Xylocyclos
Alyssa Wixson; Oliver George-Brown

- Format: Live Performance
- Session: concert-6
- Presence: In person
- Duration: 20
- Location: 27th
Abstract:
Our project Xylocyclos features desiccated native branches (Juniperus californica, Yucca schidigera, and Cylindropuntia bigelovii) collected during field research in the Mojave Desert. We attach inexpensive transducers and homemade piezo microphones to create feedback loops within the timber itself. The signal is minimally processed: there are no pre-recorded or synthesized sounds, only the natural frequencies of the wood reinforcing themselves and being amplified through a hand-made cajon. Xylocyclos is a portmanteau deriving from the Greek xylo (wood) and cyclos (cycle). Thinking carefully through the provenance, treatment, and materiality of our salvaged timber, we activate physical and poetic resonances across multiple cyclical scales. The sonic feedback operates at the scale of audible sound-waves. Moving the contact microphone mere millimeters can effect a profound shift in the overall sonic texture. We conceive of this as a sonic reimagination of microfluctuations within the natural environment, where minute variations in desert topology determine the way a rivulet chooses its course; where the play of sun and shadows determines the capacity of a plant to photosynthesize; where a pollinator’s peregrinations determine which plants propagate. At this broader ecological scale, we are also thinking about cycles of life and death: our branches are all biologically dead, all in a transitional phase between aliveness and total decomposition. Transplanted into a foreign environment, we practice an ethics of care in preparing the timber for performance.
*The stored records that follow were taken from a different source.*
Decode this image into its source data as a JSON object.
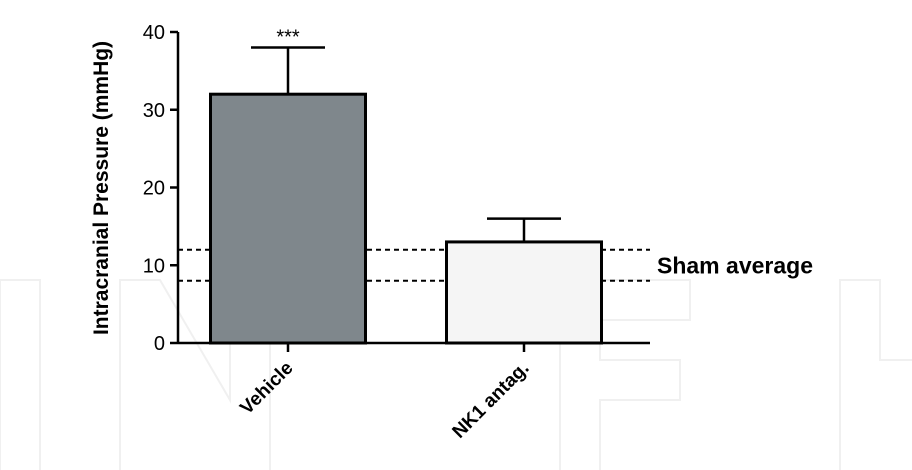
{
  "chart_data": {
    "type": "bar",
    "categories": [
      "Vehicle",
      "NK1 antag."
    ],
    "values": [
      32,
      13
    ],
    "errors": [
      6,
      3
    ],
    "bar_colors": [
      "#7f878c",
      "#f5f5f5"
    ],
    "ylabel": "Intracranial Pressure (mmHg)",
    "xlabel": "",
    "ylim": [
      0,
      40
    ],
    "yticks": [
      0,
      10,
      20,
      30,
      40
    ],
    "significance": [
      "***",
      ""
    ],
    "reference_lines": [
      12,
      8
    ],
    "reference_label": "Sham average",
    "grid": false,
    "legend": "none"
  },
  "watermark": "IntechOpen"
}
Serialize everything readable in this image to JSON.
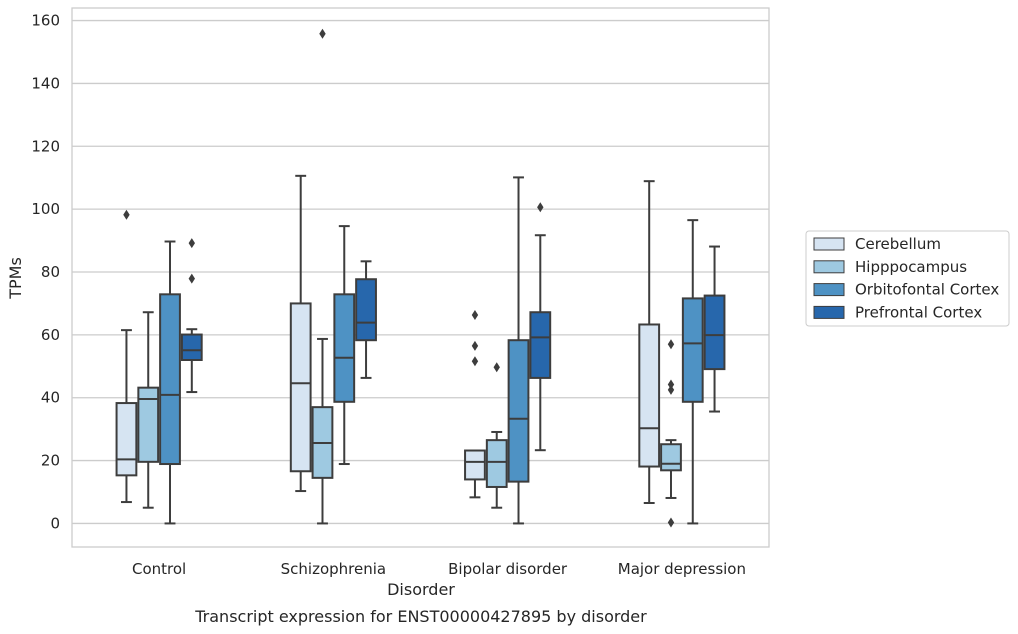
{
  "caption": "Transcript expression for ENST00000427895 by disorder",
  "chart_data": {
    "type": "box",
    "xlabel": "Disorder",
    "ylabel": "TPMs",
    "ylim": [
      -7.5,
      164
    ],
    "yticks": [
      0,
      20,
      40,
      60,
      80,
      100,
      120,
      140,
      160
    ],
    "grid": true,
    "legend_placement": "right",
    "categories": [
      "Control",
      "Schizophrenia",
      "Bipolar disorder",
      "Major depression"
    ],
    "series": [
      {
        "name": "Cerebellum",
        "color": "#d6e4f2",
        "boxes": [
          {
            "whislo": 6.8,
            "q1": 15.3,
            "med": 20.4,
            "q3": 38.3,
            "whishi": 61.5,
            "fliers": [
              98.2
            ]
          },
          {
            "whislo": 10.3,
            "q1": 16.6,
            "med": 44.6,
            "q3": 70.0,
            "whishi": 110.6,
            "fliers": []
          },
          {
            "whislo": 8.3,
            "q1": 14.0,
            "med": 19.6,
            "q3": 23.2,
            "whishi": 23.2,
            "fliers": [
              51.6,
              56.5,
              66.3
            ]
          },
          {
            "whislo": 6.5,
            "q1": 18.1,
            "med": 30.3,
            "q3": 63.3,
            "whishi": 108.9,
            "fliers": []
          }
        ]
      },
      {
        "name": "Hipppocampus",
        "color": "#9ec9e1",
        "boxes": [
          {
            "whislo": 5.0,
            "q1": 19.6,
            "med": 39.6,
            "q3": 43.2,
            "whishi": 67.2,
            "fliers": []
          },
          {
            "whislo": 0.0,
            "q1": 14.5,
            "med": 25.6,
            "q3": 37.0,
            "whishi": 58.7,
            "fliers": [
              155.8
            ]
          },
          {
            "whislo": 5.0,
            "q1": 11.6,
            "med": 19.6,
            "q3": 26.5,
            "whishi": 29.1,
            "fliers": [
              49.7
            ]
          },
          {
            "whislo": 8.1,
            "q1": 16.9,
            "med": 19.0,
            "q3": 25.2,
            "whishi": 26.5,
            "fliers": [
              0.3,
              42.5,
              44.2,
              57.0
            ]
          }
        ]
      },
      {
        "name": "Orbitofontal Cortex",
        "color": "#4e92c4",
        "boxes": [
          {
            "whislo": 0.0,
            "q1": 18.9,
            "med": 40.9,
            "q3": 72.9,
            "whishi": 89.7,
            "fliers": []
          },
          {
            "whislo": 18.9,
            "q1": 38.7,
            "med": 52.7,
            "q3": 72.9,
            "whishi": 94.6,
            "fliers": []
          },
          {
            "whislo": 0.0,
            "q1": 13.3,
            "med": 33.3,
            "q3": 58.3,
            "whishi": 110.1,
            "fliers": []
          },
          {
            "whislo": 0.0,
            "q1": 38.7,
            "med": 57.3,
            "q3": 71.6,
            "whishi": 96.5,
            "fliers": []
          }
        ]
      },
      {
        "name": "Prefrontal Cortex",
        "color": "#2767ac",
        "boxes": [
          {
            "whislo": 41.8,
            "q1": 52.0,
            "med": 55.1,
            "q3": 60.1,
            "whishi": 61.8,
            "fliers": [
              77.9,
              89.2
            ]
          },
          {
            "whislo": 46.3,
            "q1": 58.3,
            "med": 63.9,
            "q3": 77.7,
            "whishi": 83.4,
            "fliers": []
          },
          {
            "whislo": 23.3,
            "q1": 46.3,
            "med": 59.2,
            "q3": 67.2,
            "whishi": 91.7,
            "fliers": [
              100.6
            ]
          },
          {
            "whislo": 35.6,
            "q1": 49.1,
            "med": 59.9,
            "q3": 72.5,
            "whishi": 88.1,
            "fliers": []
          }
        ]
      }
    ]
  }
}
When reanimating the branches as sonic beings we emphasize their roles as co-performers. They are sonically unpredictable: even adorning them with the target-practice cans we found buried in the desert can generate a profusion of new sonorities and overtones. Rather than attempting to control the branches and their sonic output, we instead afford them a degree of agency, performing a non-hierarchical act of creative collaboration with these organic entities.